Much work on digital repositories has focused on issues surrounding Open Access to research outputs (generally pre- or post-prints). If access to an object is truly open, then it may seem that access management is not an issue. However, we may distinguish 2 cases:
The SP has no interest in who is accessing a resource.
Access to resources is open, but the SP is still interested in capturing information about usage.
In the latter case, FAM becomes an issue. On the one hand, personal information may be used for statistical purposes, rather than tracking individuals; however, information relating to specific individuals may be of interest. Two examples of the latter are: (i) recording usage data for accounting and audit purposes in grid environments such as the NGS (National Grid Service) ; (ii) arXiv, which blocks users indiscriminately downloading material via their IP addresses. Systematic collection of usage data for OA material may also be useful for marketing an IR, providing feedback to users, and development and dissemination of the arguments for OA among researchers and others.
A common theme which arises here is the concept of “user registration”, where users are required to provide information additional to the standard Shibboleth attributes the first time that they access a resource: examples include the SARoNGS (Shibboleth Access to Resources on the NGS) project for the NGS , and the EThOS system, which requires registration for access to Open Access e-theses
In addition, personal information may also be useful for personalisation, as in the GoldDust project. People are willing to trade personal information for benefits so long as this is done openly and up front. If users are required to register and log in then the repository is no longer Open Access, but with the carrot of added functionality, users may be encouraged to register on a voluntary basis. If this is not the case, people are likely to object; indeed, the current federation rules place strict restrictions on the uses that may be made of personal data, as anonymity is a current priority.
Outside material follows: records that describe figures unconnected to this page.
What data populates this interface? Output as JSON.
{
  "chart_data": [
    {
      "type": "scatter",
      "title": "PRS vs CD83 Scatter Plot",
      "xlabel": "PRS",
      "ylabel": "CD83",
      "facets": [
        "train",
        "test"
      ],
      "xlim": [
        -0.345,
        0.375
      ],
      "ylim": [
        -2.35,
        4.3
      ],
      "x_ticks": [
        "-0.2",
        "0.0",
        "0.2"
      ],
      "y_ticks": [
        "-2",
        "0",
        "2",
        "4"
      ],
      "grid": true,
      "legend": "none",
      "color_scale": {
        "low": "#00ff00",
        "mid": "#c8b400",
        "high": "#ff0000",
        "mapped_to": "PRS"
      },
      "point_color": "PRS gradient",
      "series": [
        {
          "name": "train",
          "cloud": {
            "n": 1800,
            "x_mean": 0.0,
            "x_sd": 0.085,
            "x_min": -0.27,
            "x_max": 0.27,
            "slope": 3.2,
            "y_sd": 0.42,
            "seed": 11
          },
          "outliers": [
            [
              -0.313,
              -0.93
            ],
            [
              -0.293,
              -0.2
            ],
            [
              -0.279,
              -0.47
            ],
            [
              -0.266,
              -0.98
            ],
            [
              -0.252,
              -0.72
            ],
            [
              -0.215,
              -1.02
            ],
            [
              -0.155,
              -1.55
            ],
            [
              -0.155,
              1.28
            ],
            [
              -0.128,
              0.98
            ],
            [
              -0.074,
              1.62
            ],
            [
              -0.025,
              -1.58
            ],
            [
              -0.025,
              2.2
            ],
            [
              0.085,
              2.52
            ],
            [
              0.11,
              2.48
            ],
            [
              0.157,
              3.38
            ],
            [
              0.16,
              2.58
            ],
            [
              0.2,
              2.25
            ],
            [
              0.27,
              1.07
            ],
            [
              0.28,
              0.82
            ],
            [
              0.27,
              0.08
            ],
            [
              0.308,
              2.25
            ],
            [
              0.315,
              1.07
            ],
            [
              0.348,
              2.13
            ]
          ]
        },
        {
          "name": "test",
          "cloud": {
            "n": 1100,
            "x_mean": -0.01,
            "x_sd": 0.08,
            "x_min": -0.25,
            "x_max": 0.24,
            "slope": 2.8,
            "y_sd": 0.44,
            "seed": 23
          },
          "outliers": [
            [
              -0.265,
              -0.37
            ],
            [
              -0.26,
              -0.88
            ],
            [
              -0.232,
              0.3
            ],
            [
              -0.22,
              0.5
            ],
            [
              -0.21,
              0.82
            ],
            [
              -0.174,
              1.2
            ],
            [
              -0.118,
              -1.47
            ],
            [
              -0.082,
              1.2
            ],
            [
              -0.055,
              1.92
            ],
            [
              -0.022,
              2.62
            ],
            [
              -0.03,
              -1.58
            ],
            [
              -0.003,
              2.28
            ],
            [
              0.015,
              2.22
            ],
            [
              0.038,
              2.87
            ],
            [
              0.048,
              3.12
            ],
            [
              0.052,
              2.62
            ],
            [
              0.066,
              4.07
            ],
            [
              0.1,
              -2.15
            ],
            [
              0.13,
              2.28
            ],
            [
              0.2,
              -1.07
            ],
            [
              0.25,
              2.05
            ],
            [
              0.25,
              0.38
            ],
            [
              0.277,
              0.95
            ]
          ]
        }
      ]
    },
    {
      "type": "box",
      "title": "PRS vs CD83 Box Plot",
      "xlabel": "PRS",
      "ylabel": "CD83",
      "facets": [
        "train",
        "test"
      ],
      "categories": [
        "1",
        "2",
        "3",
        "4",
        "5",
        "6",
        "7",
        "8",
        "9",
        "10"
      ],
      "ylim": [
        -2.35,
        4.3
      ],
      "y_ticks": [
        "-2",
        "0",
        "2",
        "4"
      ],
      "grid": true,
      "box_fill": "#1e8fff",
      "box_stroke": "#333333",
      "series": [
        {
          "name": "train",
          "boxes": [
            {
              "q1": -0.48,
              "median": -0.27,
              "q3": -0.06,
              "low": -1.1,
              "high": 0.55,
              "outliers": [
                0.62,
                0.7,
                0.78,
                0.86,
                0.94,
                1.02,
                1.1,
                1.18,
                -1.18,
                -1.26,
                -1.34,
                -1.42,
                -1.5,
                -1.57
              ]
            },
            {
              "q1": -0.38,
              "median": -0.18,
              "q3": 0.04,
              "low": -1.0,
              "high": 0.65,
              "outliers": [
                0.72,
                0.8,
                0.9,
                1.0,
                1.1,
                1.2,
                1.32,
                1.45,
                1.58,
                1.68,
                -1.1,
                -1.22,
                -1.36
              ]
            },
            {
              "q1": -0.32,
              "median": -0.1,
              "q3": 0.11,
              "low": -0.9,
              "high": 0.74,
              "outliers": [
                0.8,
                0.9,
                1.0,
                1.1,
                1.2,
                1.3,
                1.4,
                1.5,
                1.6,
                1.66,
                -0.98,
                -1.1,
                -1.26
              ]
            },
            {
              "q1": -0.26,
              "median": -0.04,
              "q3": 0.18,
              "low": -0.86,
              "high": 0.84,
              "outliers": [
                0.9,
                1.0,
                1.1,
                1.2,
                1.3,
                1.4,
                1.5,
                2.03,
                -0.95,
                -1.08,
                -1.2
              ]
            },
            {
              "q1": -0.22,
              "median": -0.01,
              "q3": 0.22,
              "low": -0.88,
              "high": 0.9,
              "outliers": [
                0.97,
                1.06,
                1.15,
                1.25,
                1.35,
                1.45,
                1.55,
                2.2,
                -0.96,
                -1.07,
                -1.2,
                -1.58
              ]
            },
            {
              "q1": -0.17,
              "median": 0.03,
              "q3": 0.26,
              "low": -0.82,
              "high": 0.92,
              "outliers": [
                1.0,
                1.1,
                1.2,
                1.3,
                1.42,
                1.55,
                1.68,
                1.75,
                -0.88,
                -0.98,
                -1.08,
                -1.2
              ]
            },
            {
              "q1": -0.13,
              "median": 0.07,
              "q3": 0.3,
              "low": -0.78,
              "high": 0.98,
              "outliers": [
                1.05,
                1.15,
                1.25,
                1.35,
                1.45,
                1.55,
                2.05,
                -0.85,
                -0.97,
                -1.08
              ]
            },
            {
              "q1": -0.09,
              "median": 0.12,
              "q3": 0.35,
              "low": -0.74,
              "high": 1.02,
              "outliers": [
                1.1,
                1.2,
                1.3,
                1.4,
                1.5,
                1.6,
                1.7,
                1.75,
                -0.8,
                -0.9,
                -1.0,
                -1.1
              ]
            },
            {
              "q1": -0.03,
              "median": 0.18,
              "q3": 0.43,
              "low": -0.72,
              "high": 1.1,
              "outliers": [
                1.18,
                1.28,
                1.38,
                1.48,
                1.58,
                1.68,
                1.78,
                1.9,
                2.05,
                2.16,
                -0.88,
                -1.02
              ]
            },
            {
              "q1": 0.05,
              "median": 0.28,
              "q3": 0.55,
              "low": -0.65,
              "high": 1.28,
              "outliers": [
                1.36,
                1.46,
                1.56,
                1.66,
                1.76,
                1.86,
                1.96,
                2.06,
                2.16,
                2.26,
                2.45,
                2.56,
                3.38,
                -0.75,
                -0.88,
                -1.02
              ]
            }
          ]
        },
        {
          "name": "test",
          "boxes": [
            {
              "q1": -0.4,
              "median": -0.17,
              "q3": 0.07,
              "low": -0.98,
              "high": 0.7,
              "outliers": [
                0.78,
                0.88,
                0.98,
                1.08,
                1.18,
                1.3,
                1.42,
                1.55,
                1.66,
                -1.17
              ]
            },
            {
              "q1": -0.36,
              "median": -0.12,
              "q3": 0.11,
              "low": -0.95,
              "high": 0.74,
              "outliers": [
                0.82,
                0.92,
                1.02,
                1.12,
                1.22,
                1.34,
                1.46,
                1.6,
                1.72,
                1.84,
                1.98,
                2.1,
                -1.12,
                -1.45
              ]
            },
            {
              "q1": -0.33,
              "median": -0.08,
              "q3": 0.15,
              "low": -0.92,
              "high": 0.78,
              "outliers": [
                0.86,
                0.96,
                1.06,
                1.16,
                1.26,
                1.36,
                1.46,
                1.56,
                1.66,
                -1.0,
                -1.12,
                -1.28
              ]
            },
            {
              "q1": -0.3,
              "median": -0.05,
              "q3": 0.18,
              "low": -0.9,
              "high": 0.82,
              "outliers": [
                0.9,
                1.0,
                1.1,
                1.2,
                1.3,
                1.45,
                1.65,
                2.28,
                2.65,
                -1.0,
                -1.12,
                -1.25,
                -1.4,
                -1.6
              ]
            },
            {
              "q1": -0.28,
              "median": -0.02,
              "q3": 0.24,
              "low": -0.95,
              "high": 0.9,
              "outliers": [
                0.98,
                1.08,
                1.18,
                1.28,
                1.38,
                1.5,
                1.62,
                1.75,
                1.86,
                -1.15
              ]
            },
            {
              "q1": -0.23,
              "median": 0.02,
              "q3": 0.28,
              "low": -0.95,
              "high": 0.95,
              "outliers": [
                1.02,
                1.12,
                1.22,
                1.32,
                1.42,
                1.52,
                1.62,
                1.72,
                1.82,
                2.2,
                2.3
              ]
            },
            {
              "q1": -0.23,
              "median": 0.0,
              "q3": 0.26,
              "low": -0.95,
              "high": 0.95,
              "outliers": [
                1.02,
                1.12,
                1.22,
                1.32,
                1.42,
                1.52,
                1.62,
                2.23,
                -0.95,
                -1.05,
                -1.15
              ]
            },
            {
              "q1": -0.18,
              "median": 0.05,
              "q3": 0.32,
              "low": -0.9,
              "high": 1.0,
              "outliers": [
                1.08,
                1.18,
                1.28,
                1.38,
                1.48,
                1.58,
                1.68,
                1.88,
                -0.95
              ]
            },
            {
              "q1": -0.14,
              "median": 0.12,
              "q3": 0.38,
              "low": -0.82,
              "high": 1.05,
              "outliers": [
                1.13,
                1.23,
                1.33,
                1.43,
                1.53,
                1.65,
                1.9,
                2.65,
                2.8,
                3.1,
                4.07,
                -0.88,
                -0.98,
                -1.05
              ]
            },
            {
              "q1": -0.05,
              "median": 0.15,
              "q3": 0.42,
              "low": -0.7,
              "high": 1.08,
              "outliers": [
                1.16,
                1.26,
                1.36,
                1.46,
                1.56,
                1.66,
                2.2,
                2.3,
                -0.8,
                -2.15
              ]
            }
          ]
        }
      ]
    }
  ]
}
A general issue here is that the current federation rules place strict restrictions on how long logs can be kept for and on the uses that may be made of personal data, as anonymity is a current priority. However, there is some flexibility – logs can be kept for longer than the standard 6 months if the IdP agrees – and the rules are open to modification if an appropriate justification can be made .
For some use cases, the limitation on how long logs can be kept is not an issue; the raw information is needed only in the short term, and once the logs have been used to generate statistical information it is not clear that they are needed further . In any case, the logs will be of little use in the long term as the IdP will not maintain in perpetuity the mapping between eduPersonTargetedID and named individuals. On the other hand, if the repository management wants to look at longer-term trends, and the effects triggered by external events (such as declarations and other publicity related to OA), then it is difficult to predict what raw data may be needed for analysis in the future. These considerations are closely linked to recent JISC work on Usage Statistics .
Anonymity can work to the disadvantage of users. For example, users may not always interact with repositories in the most effective way; in such circumstances, the repository managers would be able to help the users if they were able to trace and contact them, but this will not be possible unless the IdP agrees to put the SP in touch with the user . It would be possible to ask users whether they want this sort of feedback the first time that they access the repository, but means that the SP would have to trust them to enter their information correctly, and would take upon itself the burden of maintaining the data – it would be better to push this back onto the IdP where it belongs.
An important theme that arose was ‘registration’ – getting people to provide additional personal information the first time that they access a repository This was recognised as an area of work common to several scenarios, e.g. personalisation, consent management.